I returned to Seney NWR to try for Sharp-tailed Grouse and hope for a better look at the Le Conte's Sparrows. I walked the whole three miles to the end of the C-3 pool. I did not find a Le Conte's Sparrow, but did see a Sandhill Crane along the gravel road. In addition, as I approached the 2 mile point (estimated), I flushed a grouse from the side of the road. This was a Sharp-tailed Grouse, because I could see the pointed tail as it flew west cackling. It was not a Ruffed Grouse, because when it spread its tail to land in the grass and bushes west of the pool, the tail was not banded as in Ruffed Grouse. I suspect that this grouse was a female of young bird of the year, because it lacked the white at the base of a male Sharp-tailed Grouse. I found some ripe low bush blueberries near the three mile point on the road, and enjoyed them before I walked back to my car. I'm getting plenty of exercise this year with lots of hiking and walking. On my way back to my car, I met two college students who are completing a breeding survey of Black Terns for the University of Minnesota and a graduate student working on her thesis. By the time that I got back to my car, it was about 4:00 to 4:30 pm. I decided to try a shorter hike to a wildfire area that the staff person told me about, where a Black-backed Woodpecker had been reported last fall. She was right about the Le Conte's Sparrow and Sharp-tailed Grouse. Perhaps, I would get lucky again, because sunset is not until about 10:00 pm. I arrived at the gate along the wildlife drive where I needed to start this hike. Two close-by Common Loons started calling. It was awesome! It was an easy hike back to the burn site, only about 2 miles. I was expecting a large burn site, but found minimal evidence of a recent burn. Perhaps, I was in the wrong area. On the way in, I saw an American Bittern flying, as well as a Northern Harrier. Close to the location of the burn site, I found a calling Broad-winged Hawk.

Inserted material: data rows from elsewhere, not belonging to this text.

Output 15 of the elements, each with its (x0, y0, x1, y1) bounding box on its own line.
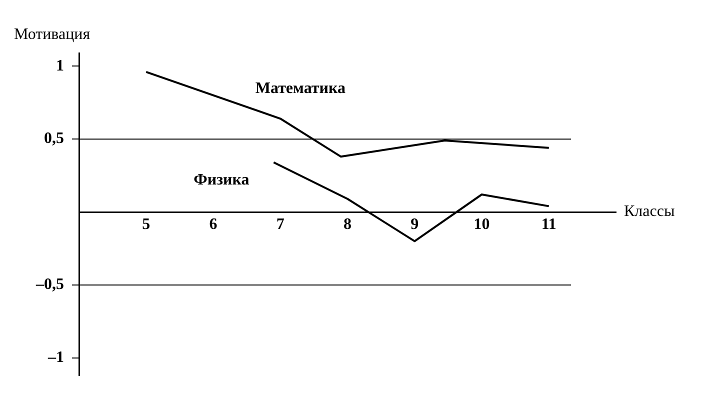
y-tick-label: –0,5 (35, 276, 64, 294)
x-tick-label: 7 (276, 216, 284, 233)
series-label: Математика (255, 80, 346, 97)
y-tick-label: 0,5 (44, 130, 64, 148)
x-tick-label: 9 (410, 216, 419, 233)
x-tick-label: 6 (209, 216, 218, 233)
series-label: Физика (194, 172, 250, 189)
y-axis-title: Мотивация (14, 26, 91, 44)
x-tick-label: 5 (142, 216, 150, 233)
y-tick-label: 1 (56, 57, 64, 74)
y-tick-label: –1 (47, 349, 64, 366)
x-tick-label: 11 (541, 216, 556, 233)
x-tick-label: 8 (344, 216, 352, 233)
x-axis-title: Классы (624, 203, 675, 220)
x-tick-label: 10 (474, 216, 490, 233)
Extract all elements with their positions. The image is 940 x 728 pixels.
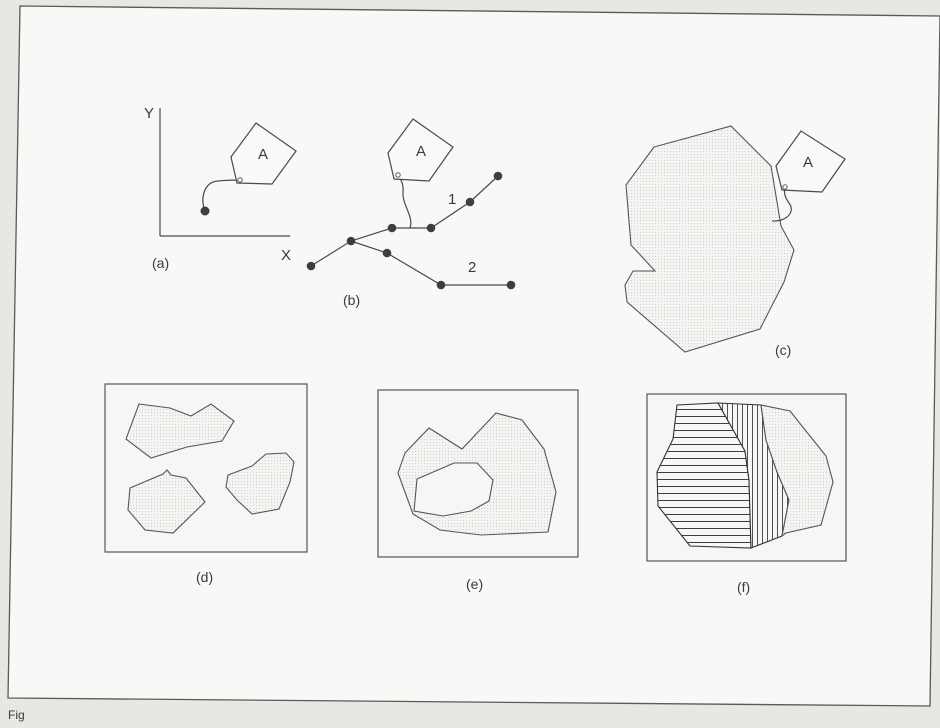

A quick note about American Bittern. Usually, they are difficult to find in Ohio. However, since I arrived in Michigan, I have seen about four American Bitterns. I saw one flying at Tuttle Marsh, and one flying when I first arrived at Seney NWR yesterday. I saw another American Bittern today at Seney NWR for a total of two today. If I needed American Bittern on my year list, Michigan surely would have been the place to come to see one.
Tomorrow will be my last day in Michigan. I will make one more try for Yellow-bellied Flycatcher in the morning and then will head south and east to New York state before heading home. As I write this entry, I am east of Cleveland, Ohio and heading shortly to New York state to try for Bicknell's Thrush on Slide Mountain in the Catskills.
Sharp-tailed Grouse is a new bird for the year, yielding a total of 535.